Lo que probablemente corresponde escribir bajo estas líneas es
un párrafo de largo silencio. La muerte de Mandela viene a desalojar las
conciencias de los hombres de esos descabalados ruidos del odio. Al sobrevenir
un vacío de maldades aparece el silencio de los aprendices, que ya es un primer
gran paso. Madiba ha sabido “metaescribir” su legado prescindiendo de las
palabras y ha colocado sobre el tapete del planeta un par de enseñanzas indiscutibles:
la voluntad y los actos. Es un novísimo “mutus liber” donde beber la alquimia
para convertir el plomo en oro y los deseos en realidades. Ahora “el gran
hombre negro” va y se muere, que era lo único que le quedaba por hacer para
estar más vivo. Siempre fue un hombre brillante (bastaría decir que fue un
hombre) y en esa tarea de hacerse más presente en el horroroso mundo de hoy,
cuando más se necesita, va a conseguir, con su fallecimiento, una eficiencia espectacular.
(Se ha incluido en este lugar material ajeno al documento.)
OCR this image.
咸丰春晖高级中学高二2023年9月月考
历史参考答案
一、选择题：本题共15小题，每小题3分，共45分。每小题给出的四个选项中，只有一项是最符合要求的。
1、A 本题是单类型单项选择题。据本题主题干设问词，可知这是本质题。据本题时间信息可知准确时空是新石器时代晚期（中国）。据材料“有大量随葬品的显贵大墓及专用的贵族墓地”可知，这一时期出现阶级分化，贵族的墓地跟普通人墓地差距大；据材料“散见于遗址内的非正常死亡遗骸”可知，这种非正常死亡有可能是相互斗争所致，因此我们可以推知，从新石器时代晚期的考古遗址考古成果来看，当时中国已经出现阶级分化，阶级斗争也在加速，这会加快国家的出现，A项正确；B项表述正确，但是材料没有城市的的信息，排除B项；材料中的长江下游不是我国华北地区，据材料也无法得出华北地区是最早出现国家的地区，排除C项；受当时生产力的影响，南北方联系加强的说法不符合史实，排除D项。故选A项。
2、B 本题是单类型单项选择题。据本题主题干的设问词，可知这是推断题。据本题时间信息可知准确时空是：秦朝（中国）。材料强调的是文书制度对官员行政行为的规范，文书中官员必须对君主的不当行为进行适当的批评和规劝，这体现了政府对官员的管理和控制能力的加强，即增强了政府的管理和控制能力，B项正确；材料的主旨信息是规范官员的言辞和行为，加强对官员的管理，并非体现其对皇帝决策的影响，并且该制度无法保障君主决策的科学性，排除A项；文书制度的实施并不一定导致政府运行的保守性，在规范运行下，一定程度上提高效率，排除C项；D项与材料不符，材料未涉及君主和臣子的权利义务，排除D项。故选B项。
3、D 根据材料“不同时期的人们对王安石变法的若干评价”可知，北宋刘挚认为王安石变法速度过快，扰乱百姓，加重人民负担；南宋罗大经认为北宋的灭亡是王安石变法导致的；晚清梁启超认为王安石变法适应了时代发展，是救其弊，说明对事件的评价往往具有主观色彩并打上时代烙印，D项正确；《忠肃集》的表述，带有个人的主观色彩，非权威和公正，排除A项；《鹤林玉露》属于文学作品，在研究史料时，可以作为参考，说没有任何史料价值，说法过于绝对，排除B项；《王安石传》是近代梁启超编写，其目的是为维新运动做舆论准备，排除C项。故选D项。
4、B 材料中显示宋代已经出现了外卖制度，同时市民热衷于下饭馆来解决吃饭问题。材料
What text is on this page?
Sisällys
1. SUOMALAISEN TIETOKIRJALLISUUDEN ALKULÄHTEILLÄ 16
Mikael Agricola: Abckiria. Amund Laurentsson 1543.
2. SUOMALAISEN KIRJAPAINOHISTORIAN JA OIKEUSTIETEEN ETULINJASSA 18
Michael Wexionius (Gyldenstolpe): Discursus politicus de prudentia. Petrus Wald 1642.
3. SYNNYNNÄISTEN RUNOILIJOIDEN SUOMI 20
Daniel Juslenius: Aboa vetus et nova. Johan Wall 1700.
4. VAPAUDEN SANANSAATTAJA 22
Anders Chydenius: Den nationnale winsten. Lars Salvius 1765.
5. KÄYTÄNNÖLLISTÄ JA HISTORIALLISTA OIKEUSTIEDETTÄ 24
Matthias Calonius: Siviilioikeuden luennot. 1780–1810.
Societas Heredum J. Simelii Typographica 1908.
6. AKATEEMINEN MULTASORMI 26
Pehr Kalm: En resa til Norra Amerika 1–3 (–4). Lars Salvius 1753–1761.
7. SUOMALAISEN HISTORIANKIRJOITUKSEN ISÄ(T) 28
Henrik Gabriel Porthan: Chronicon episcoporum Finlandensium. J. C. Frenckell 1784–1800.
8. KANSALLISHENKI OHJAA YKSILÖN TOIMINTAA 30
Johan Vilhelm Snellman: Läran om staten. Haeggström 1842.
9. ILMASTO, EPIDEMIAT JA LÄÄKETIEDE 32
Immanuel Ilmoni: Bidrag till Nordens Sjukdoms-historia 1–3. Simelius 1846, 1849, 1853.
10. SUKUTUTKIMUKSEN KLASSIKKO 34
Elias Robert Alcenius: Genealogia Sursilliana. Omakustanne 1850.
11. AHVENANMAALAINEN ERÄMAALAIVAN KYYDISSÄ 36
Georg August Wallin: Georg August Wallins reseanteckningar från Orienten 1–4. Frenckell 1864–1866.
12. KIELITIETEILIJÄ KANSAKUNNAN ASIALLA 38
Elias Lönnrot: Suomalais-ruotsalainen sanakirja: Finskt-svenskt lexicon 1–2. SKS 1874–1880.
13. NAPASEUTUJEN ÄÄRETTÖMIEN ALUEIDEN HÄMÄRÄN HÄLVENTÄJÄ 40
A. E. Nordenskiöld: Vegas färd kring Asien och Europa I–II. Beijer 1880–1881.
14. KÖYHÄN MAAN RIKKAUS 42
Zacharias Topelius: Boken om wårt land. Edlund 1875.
Con el simple gesto de dejar de respirar va a desvestir, con un solo golpe de
mano, a las hordas políticas del planeta (García Montero titula su artículo: “hipócritas
del mundo: reuníos”). Si no fuera por las consecuencias fatales que acarrea la
indigencia moral de los gobernantes, la cosa tendría su gracia. Véase cómo
casar, pongo un ejemplo mínimo, la reivindicación de la herencia de Mandela con
las “concertinas”. Lo que tiene gracia es la contundencia con la que Madiba, al
morirse, les ha llamado imbéciles, a sabiendas de que el tonto siempre acude
cuando lo llaman por su nombre. Allí estarán todos, desnudos y expuestos, como hermanos del espíritu libre sin
conciencia del pecado, al pairo de quienes sentimos la indignación y la vergüenza
de contemplar que siempre les toca a los mismos pedir perdón.